ACC in the NCAAs: Scouting North Carolina vs.VermontPosted by KCarpenter on March 16th, 2012
Wednesday’s victory over Lamar was perhaps the best win of Vermont‘s season, excepting a nice overtime victory over Old Dominion on the road. Vermont is a solid team. They aren’t extraordinary at anything and they aren’t terrible at anything. While Stony Brook technically edged Vermont for the America East Conference regular season title, the Catamounts’ victory in the conference tourney gives them a strong claim as the class of the conference. Yet, when push comes to shove, being the best in this conference just doesn’t mean much. Out of the 32 conferences, the America East Conference ranks 29th by Ken Pomeroy’s ratings. I say this not to disparage the conference or Vermont, but just to make a simple point: Vermont is outclassed by North Carolina.
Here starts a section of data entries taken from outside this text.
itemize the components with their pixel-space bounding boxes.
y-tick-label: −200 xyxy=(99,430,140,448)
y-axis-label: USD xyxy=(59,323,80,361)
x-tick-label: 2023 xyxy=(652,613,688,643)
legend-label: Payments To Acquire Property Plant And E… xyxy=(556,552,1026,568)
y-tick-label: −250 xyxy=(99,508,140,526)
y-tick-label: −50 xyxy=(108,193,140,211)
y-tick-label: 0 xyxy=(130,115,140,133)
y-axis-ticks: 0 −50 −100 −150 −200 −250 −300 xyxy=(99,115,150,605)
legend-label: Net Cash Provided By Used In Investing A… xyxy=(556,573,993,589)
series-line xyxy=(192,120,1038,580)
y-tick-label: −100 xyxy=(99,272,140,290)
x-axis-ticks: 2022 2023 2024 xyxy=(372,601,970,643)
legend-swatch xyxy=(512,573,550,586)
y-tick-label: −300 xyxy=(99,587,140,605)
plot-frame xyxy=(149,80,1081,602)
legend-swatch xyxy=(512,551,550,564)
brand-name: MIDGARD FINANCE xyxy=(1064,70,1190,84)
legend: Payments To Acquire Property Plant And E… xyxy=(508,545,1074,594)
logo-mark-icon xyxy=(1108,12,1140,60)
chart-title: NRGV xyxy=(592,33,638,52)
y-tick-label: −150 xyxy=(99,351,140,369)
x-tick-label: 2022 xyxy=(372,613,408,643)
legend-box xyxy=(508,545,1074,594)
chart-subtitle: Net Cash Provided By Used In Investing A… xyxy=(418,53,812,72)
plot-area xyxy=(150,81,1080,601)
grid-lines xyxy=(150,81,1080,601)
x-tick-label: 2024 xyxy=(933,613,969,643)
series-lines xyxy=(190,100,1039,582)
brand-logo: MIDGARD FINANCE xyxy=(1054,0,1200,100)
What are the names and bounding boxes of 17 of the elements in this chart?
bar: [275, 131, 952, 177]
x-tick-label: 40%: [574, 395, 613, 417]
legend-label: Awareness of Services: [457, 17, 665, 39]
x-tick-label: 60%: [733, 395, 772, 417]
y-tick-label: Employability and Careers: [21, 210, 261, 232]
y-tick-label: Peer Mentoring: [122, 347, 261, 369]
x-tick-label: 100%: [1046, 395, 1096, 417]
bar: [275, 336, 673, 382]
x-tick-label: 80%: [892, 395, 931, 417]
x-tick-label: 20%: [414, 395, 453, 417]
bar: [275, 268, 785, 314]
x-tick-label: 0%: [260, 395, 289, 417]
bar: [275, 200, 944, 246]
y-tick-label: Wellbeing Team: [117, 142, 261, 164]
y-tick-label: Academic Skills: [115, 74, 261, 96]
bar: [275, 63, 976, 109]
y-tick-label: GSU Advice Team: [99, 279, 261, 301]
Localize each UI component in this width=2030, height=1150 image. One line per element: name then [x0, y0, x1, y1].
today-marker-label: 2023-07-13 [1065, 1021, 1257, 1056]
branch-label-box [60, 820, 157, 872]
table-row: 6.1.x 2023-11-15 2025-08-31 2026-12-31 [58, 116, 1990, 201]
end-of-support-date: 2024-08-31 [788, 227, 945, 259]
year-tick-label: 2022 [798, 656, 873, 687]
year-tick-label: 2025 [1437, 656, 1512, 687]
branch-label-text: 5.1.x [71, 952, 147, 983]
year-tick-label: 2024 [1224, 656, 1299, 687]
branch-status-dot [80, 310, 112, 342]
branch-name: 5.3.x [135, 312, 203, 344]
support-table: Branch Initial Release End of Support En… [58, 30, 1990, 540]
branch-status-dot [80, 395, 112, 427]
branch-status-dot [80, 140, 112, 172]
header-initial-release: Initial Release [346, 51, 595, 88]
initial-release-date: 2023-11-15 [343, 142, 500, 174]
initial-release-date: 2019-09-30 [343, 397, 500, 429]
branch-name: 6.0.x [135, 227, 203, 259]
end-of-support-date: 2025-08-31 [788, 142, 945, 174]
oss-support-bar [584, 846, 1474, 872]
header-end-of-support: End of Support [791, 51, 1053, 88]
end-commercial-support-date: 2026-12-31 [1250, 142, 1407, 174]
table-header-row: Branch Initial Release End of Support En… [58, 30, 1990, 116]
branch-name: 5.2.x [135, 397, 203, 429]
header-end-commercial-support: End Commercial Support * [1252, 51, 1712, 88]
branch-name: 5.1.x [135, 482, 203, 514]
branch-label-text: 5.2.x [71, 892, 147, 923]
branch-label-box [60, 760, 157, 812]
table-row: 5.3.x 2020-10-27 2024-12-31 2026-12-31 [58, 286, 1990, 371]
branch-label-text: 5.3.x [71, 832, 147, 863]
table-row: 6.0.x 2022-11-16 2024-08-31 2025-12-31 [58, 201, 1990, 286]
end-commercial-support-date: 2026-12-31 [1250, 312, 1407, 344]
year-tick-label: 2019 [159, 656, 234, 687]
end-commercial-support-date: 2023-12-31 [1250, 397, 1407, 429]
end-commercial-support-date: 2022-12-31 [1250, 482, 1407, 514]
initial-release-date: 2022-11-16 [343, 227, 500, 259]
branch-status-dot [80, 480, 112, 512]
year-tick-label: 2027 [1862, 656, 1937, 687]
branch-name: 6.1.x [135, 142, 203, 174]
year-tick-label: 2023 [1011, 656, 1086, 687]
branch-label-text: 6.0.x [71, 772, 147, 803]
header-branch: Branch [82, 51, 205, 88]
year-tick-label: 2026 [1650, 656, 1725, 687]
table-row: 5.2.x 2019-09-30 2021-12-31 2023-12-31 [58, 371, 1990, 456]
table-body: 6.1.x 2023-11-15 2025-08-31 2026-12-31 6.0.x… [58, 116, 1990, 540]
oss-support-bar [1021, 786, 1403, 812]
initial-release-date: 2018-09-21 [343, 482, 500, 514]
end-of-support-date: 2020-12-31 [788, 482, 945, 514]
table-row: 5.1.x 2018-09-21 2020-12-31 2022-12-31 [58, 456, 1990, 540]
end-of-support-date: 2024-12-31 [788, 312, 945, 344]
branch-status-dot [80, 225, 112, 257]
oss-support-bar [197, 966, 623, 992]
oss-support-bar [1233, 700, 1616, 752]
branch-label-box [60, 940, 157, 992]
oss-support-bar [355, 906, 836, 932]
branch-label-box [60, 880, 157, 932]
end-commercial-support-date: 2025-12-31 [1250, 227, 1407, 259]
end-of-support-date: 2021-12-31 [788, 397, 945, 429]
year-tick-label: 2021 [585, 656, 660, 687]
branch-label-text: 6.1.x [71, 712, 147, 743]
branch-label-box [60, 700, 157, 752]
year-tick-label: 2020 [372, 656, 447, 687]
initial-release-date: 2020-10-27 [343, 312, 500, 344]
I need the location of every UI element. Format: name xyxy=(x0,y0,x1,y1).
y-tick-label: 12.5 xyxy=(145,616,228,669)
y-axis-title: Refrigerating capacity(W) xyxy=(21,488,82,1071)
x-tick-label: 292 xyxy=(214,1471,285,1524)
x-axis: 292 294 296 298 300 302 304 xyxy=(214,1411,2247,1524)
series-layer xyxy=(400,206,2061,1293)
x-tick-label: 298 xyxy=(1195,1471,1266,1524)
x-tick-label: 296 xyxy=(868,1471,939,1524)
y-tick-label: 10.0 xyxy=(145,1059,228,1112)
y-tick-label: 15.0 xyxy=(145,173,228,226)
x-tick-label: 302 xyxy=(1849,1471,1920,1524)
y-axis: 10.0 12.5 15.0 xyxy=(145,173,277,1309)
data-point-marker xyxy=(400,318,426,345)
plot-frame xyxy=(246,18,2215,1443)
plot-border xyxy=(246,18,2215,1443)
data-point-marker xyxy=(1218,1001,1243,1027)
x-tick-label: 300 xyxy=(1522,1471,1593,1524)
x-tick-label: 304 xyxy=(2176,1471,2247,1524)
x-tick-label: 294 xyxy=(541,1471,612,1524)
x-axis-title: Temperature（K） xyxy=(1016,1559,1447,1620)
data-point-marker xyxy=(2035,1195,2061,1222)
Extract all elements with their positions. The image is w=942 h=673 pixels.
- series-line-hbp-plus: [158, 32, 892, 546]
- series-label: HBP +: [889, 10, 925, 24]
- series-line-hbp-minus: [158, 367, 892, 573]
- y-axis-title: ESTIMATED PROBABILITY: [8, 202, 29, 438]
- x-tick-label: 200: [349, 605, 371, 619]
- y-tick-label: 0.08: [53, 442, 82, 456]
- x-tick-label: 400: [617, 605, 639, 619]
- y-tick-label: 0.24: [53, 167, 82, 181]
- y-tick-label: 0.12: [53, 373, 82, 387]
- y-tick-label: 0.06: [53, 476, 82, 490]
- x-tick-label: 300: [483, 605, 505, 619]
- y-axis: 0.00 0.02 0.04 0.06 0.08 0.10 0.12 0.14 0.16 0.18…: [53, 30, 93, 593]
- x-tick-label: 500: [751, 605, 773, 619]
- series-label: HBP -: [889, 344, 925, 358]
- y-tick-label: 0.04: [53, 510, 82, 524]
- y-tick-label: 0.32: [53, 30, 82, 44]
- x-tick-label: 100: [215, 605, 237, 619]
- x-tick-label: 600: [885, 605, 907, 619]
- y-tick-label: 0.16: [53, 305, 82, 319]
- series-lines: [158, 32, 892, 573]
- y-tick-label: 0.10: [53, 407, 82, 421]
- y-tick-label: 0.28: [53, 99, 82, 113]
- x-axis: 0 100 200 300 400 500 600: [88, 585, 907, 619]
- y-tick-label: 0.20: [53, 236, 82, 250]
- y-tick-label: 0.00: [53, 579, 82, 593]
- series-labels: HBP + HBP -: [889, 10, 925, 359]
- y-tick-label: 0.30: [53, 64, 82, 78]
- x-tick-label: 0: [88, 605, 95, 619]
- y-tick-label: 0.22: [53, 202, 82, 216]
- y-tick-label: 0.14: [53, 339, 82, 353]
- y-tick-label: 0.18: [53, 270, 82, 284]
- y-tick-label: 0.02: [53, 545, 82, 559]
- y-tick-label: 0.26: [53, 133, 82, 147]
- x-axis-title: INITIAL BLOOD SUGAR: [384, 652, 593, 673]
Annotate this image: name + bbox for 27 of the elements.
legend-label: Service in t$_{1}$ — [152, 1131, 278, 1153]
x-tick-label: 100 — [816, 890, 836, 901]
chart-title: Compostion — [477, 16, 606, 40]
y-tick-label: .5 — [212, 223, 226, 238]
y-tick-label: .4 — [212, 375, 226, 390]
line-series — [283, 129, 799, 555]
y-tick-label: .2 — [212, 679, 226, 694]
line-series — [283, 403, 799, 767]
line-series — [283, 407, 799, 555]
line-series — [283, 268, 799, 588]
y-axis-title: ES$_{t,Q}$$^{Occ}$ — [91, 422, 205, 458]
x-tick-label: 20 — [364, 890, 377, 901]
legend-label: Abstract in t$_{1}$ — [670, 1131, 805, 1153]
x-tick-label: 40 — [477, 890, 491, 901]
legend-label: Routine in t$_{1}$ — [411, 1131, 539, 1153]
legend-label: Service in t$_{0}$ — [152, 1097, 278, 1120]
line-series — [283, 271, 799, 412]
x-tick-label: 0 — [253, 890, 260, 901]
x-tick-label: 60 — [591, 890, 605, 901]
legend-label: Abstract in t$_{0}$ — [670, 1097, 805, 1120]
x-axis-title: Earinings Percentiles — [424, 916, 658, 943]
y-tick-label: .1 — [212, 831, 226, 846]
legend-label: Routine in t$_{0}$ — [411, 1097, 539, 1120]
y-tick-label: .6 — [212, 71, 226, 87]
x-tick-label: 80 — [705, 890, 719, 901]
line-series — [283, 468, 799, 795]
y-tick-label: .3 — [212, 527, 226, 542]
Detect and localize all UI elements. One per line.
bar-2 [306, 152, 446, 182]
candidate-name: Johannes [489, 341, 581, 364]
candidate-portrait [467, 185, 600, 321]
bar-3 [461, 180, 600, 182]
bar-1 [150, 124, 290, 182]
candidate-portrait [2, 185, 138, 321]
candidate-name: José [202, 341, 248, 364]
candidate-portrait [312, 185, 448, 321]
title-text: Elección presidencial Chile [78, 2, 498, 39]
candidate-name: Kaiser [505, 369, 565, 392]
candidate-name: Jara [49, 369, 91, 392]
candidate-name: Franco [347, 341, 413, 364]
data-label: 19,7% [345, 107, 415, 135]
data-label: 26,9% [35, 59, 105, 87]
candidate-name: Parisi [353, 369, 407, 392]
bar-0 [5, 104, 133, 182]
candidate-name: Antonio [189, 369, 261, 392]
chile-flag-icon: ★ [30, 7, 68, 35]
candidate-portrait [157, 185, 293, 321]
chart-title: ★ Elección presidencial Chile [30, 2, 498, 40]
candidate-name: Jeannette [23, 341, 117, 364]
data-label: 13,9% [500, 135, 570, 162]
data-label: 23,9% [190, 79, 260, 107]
That doesn’t mean the Catamounts don’t stand a chance or can’t win; it just means that they might play great and still lose. Vermont has some real talent on its roster and Brian Voelkel is a very intriguing and unique player. The fourth tallest starter, Voelkel is also the team’s principal playmaker, averaging a team-high 5.2 APG while also grabbing a team-high 8.7 RPG. Yet despite this versatile charm, Voelkel isn’t a scorer. Vermont does have a few of those, however, including Four McGlynn, a freshman guard who takes 30% of his team’s shots when he is on the floor and makes them at a very high clip (39.3% from three).
Yet despite these strengths, Vermont will struggle on the offensive end. The Catamounts have struggled against quality defenses in losing to USF and St. Louis. They simply haven’t beaten a team with a defense this good. More importantly, they have yet to play a team that scores as effectively as North Carolina. Iona is the best offense that Vermont has faced and though the Catamounts came close, they lost that game as well. Vermont just hasn’t demonstrated that it can beat a team that’s good as UNC on either offense or defense, let alone a team that’s as good on both ends. It’s not that North Carolina isn’t beatable: it’s just that the Catamounts don’t really fit the proven blueprint for beating the Tar Heels. To beat this team, your team needs to either be able to make threes at a strong clip, match up and neutralize UNC’s deadly frontline, or, preferably, both. Vermont has been an average perimeter scoring team at best and the team’s starting power forward isn’t as tall as North Carolina’s shooting guard (though the Cats do have some good size on the bench). The Catamounts could beat the Tar Heels, but if they do, the defeat will look nothing like Kentucky, UNLV, Duke, or Florida State’s wins.
Vermont is overmatched and lacks the tools that David typically uses to topple Goliath. UNCA showed Syracuse why you can’t take victory over a 16-seed for granted, but this game figures to be significantly less competitive than that match.